“The commencement of decline mining represents a new chapter in the life of Trælen mining operations, which until now have been following the graphite ore up the mountain,” said Mineral Commodities (MRC) acting CEO Russell Tipper.
MRC has started mining operations at the Trælen graphite mine, in Norway, through its 90%-held subsidiary Skaland Graphite.
“It not only supports continued processing operations at Skaland, but also our exploration and infill drilling programme targeting the delivery of an expanded resource base and the first mineral reserve estimate for Trælen in the coming months.
“In parallel, we are processing metallurgical testwork to support an expansion of production at Skaland with the delivery of a prefeasibility study early in the fourth quarter. Skaland continues to be a cornerstone of MRC’s strategy for a value added graphite business,” said Tipper.
MRC’s anode strategy aims to produce natural anode material using low-cost renewable energy and environment-friendly purifying technology to capitalise on the growing demand for sustainably manufactured lithium-ion batteries throughout Europe.

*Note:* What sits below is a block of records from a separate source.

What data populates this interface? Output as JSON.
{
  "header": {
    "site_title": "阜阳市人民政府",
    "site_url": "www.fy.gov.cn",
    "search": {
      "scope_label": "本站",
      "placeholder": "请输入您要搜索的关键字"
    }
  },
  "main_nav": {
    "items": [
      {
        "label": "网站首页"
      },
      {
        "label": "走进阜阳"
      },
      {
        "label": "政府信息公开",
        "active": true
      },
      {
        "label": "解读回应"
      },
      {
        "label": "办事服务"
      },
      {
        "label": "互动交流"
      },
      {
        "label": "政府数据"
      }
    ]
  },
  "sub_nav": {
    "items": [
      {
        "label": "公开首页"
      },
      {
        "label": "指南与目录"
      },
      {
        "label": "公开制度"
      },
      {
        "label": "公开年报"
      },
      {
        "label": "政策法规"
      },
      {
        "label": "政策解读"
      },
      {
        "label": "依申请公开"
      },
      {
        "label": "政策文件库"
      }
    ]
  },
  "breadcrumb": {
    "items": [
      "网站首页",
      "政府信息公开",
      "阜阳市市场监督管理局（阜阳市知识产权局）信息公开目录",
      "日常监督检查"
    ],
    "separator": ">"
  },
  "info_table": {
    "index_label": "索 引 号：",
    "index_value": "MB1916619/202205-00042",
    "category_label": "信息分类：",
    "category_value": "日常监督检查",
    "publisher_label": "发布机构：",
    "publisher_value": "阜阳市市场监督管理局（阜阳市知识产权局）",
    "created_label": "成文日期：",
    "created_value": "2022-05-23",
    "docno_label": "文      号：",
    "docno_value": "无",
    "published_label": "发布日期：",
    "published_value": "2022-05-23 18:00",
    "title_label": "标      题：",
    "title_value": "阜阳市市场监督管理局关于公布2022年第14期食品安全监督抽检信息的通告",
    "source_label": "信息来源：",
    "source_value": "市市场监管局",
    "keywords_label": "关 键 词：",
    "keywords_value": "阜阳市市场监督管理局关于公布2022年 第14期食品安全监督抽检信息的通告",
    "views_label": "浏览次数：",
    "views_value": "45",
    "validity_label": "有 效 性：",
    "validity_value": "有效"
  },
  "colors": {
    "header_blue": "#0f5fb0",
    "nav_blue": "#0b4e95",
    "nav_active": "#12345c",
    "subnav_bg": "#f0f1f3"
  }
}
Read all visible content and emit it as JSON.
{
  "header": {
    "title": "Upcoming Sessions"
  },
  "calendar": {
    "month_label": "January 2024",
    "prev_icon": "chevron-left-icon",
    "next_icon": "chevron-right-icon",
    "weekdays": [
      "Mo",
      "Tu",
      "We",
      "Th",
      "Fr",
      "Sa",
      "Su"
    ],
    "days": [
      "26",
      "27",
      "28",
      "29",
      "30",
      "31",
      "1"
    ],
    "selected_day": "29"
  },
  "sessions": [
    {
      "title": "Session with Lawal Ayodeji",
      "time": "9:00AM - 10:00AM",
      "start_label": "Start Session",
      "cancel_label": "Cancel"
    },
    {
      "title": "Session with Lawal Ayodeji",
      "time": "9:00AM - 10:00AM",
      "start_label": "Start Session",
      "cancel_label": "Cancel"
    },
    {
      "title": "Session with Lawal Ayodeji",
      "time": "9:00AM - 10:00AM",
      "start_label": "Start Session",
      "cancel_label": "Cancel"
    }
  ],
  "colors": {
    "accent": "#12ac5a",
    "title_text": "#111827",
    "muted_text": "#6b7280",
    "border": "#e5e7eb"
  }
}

Skaland’s production is expected to ramp up from 10 000 t/y in 2020 to 2022, towards 16 000 t/y in 2023, with studies to further expand production currently under way.
Meanwhile, MRC also reported that the Section 93 order at its 50%-held Tomrin mineral sands operation, in South Africa, remained in effect.
MRC’s 50%-held subsidiary Mineral Sands Resources earlier this year received a notice from the Department of Mineral Resources and Energy (DMRE) concerning alleged non-compliance with the Mineral and Petroleum Resources Development Act, and with the conditions of the mining rights over the Tomin operation.
A review of the operations was undertaken and the DMRE undertook a site visit, and while Mineral Sands Resources noted that areas where improvement in compliance were required had been implemented, the Section 93 Notice remained in effect.